Bay Area Courage: “Build as Fast as People Move Here.”
It’s all set. I’m going to San Francisco to be part of a panel on housing. I’m not sure I will wear any flowers in my hair, but I will for sure be ready to tell stories about how things are going here is Seattle. And I am looking forward to learning from members of the San Francisco Bay Area Renters Federation, which has the best acronym ever, SFBARF. SFBARF is led by Sonja Trauss who you can watch in the featured video above courageously standing up for common sense and increasing housing supply. As she is taunted from the gallery behind (including about what she’s wearing) her, she makes the clarion statement we’ve made many times here. Build more housing. The meeting is about a plan for more development in West Oakland. She starts with a brilliant analogy; does the rain cause umbrellas, or do umbrellas cause the rain? (Traids starts at about 1:48:00. I’m working on an edit of the video)

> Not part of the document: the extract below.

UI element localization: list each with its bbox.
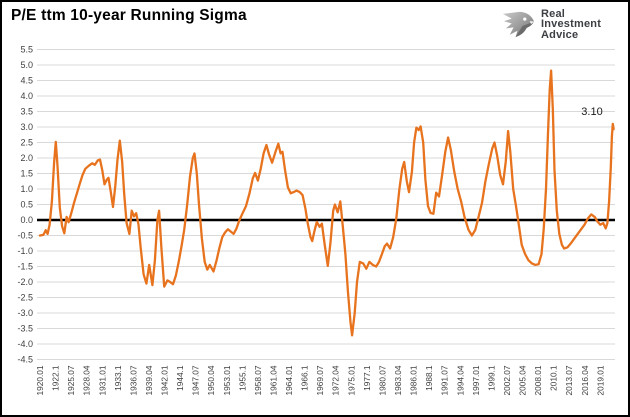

Do new houses cause rents to rise? [CROWD: Yes!] No! . . . We can look at an experiment. In San Francisco we effectively did not build. We have not been building to keep up with population. Have rents been steady in San Francisco. No! No, they have not, they have risen. So when you don’t build enough, it’s reasonable to expect rents to rise. People are going to move to West Oakland, because the Bay Area is a great place to live [Crowd: It was before you got here!] I don’t want to repeat San Francisco’s experiment here. I want to build as fast as people move here . . . then we’ll have enough housing for all of the people that move here . . . [CROWD: Affordable housing is what we need!] And we will have affordable housing if there is enough housing!
San Francisco now has the dubious distinction of being America’s most expensive city thanks to a spiral of outcry about rents, followed by supply killing regulation leading to higher prices, and more outcry. I called it the San Francisco Death Spiral, a ride our City Council seems determined to take.
Trauss is courageous, standing up against a wave of vitriol and bad economics. She does so with confidence, a sense of humor, and because it what she believes is right. The only thing I can compare Trauss’ political and principled performance is Margaret Thatcher pushing back on socialists in the House of Commons when she said, “You’d rather the poor be poorer, provided the rich were less rich!” a stunning rebuke of what often masquerades as progressive politics, that somehow what makes social justice is making sure nobody gets too far ahead of anyone else, regardless of how much better everyone is doing. But we know that if we build more as Trauss suggests we can avoid the “San Francisco experiment” that has lead to higher housing costs.
You can read more about Trauss and what she calls her “club of weirdos” in an article in the San Francisco Examiner. I am looking forward to meeting other weirdos from San Francisco and the Bay Area who are weird enough to believe that supply and demand applies to the housing economy.